REPUBLIKA.CO.ID, JAKARTA -- Direktur Pencegahan dan Pengendalian Penyakit Menular Kementerian Kesehatan Imran Pambudi mengatakan bahwa program nyamuk ber-wolbachia yang digunakan untuk mengatasi demam berdarah dengue kini diimplementasikan di enam kota.
"Jadi ada lima kota yang sudah jalan dan satu lagi Denpasar," ujar Imran dalam gelar wicara #Ayo3mplusvaksinDBD di Jakarta, Kamis (21/3/2024).
Selain Denpasar, kota- kota tersebut adalah Semarang, Bandung, Jakarta Barat, Bontang, dan Kupang.
Wolbachia adalah bakteri alami pada 60 persen serangga, dan dalam tubuh nyamuk Aedes aegypti, dapat menurunkan replikasi virus dengue, sehingga dapat mengurangi kemampuan nyamuk itu dalam menularkan demam berdarah.
Dia menjelaskan bahwa penelitian tentang wolbachia telah dilakukan berbagai negara oleh berbagai ahli, dan berbagai diskusi ilmiah menjelaskan bahwa penggunaan bakteri tersebut aman.
Menurutnya, partisipasi dan dukungan masyarakat mengenai wolbachia masih rendah karena minimnya informasi serta banyaknya hoaks yang beredar.
Dalam kesempatan itu dia meminta media massa untuk turut menyebarkan informasi yang benar mengenai program tersebut guna mengedukasi masyarakat.
Dia menilai selain inovasi berupa nyamuk ber-wolbachia, perlu inovasi yang lain guna menanggulangi penyakit itu, contohnya vaksin untuk dengue.

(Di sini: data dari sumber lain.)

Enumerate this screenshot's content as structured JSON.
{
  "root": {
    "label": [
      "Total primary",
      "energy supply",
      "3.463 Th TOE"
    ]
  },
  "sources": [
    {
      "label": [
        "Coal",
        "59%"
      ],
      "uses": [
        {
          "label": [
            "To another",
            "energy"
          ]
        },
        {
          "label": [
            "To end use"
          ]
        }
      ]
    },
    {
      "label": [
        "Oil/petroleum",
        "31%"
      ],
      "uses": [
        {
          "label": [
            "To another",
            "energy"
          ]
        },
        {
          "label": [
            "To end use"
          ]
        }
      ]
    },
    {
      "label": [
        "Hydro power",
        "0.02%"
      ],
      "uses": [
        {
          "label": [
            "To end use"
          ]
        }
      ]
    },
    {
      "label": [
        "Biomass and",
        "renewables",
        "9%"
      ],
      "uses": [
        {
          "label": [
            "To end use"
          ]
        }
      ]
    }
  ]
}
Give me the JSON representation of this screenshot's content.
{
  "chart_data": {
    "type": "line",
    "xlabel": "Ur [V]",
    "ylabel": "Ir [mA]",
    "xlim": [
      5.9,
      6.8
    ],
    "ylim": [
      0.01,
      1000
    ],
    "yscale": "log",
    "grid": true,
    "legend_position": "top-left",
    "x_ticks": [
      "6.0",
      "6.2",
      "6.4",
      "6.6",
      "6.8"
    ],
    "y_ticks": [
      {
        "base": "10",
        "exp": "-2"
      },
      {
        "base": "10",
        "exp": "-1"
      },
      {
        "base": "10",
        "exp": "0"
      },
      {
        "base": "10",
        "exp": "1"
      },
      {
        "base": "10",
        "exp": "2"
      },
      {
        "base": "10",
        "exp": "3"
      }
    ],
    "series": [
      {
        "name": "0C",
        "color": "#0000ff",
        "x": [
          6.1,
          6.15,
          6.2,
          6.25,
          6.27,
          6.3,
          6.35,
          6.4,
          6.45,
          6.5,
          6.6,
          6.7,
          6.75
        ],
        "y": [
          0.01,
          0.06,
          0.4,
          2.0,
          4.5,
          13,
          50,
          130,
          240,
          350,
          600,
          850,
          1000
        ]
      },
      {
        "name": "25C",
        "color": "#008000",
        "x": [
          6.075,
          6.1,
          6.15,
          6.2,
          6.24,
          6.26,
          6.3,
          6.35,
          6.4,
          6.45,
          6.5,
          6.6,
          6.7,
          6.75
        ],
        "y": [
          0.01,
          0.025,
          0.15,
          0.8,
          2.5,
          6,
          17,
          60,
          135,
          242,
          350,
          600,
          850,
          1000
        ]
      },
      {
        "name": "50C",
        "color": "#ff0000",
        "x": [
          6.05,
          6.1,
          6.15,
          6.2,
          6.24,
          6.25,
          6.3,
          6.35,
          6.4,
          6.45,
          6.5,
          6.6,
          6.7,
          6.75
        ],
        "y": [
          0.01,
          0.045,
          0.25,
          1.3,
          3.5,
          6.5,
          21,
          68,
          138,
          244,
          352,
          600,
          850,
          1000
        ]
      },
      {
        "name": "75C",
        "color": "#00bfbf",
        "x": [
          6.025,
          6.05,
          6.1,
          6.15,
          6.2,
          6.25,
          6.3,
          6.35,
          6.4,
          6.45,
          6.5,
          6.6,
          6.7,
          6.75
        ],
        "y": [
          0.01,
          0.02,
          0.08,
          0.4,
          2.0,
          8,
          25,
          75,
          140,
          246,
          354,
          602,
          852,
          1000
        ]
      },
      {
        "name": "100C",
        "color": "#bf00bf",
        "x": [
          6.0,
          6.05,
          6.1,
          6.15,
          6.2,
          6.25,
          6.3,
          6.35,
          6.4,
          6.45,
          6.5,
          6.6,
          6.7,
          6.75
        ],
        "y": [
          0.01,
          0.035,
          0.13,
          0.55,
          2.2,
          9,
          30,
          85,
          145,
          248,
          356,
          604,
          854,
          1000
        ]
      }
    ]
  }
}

Sejauh ini, kata dia, terdapat dua vaksin, yaitu Dengvaxia yang diberikan pada anak berusia 9-16 tahun, namun perlu skrining awal status serologi terlebih dahulu.
"Sedangkan yang vaksin Qdenga itu rentangnya bisa lebih lebar, usianya sampai 45 tahun, diberikan dosisnya dua kali dan tanpa skrining awal," katanya.
Imran menyebutkan bahwa vaksin dengue tersebut telah masuk program daerah meski secara terbatas, contohnya Kalimantan Timur pada tahun lalu.
"Jadi untuk anak-anak usia sekolah, usia ini kelas 3, 4, dan 6 itu di kota Balikpapan," katanya.
Dalam kesempatan itu dia menggarisbawahi bahwa demam berdarah dengue masih menjadi masalah kesehatan, dan masih menjadi beban yang cukup tinggi dan sering menimbulkan kejadian luar biasa serta kematian, baik di dunia maupun di Indonesia.
Dia mengutip WHO, yang menyebutkan bahwa 3,9 miliar orang dari 128 negara berisiko terkena DBD. Adapun lebih 100 dari negara tersebut adalah negara endemis, dan mayoritas berada di Afrika, Asia dan Amerika Latin.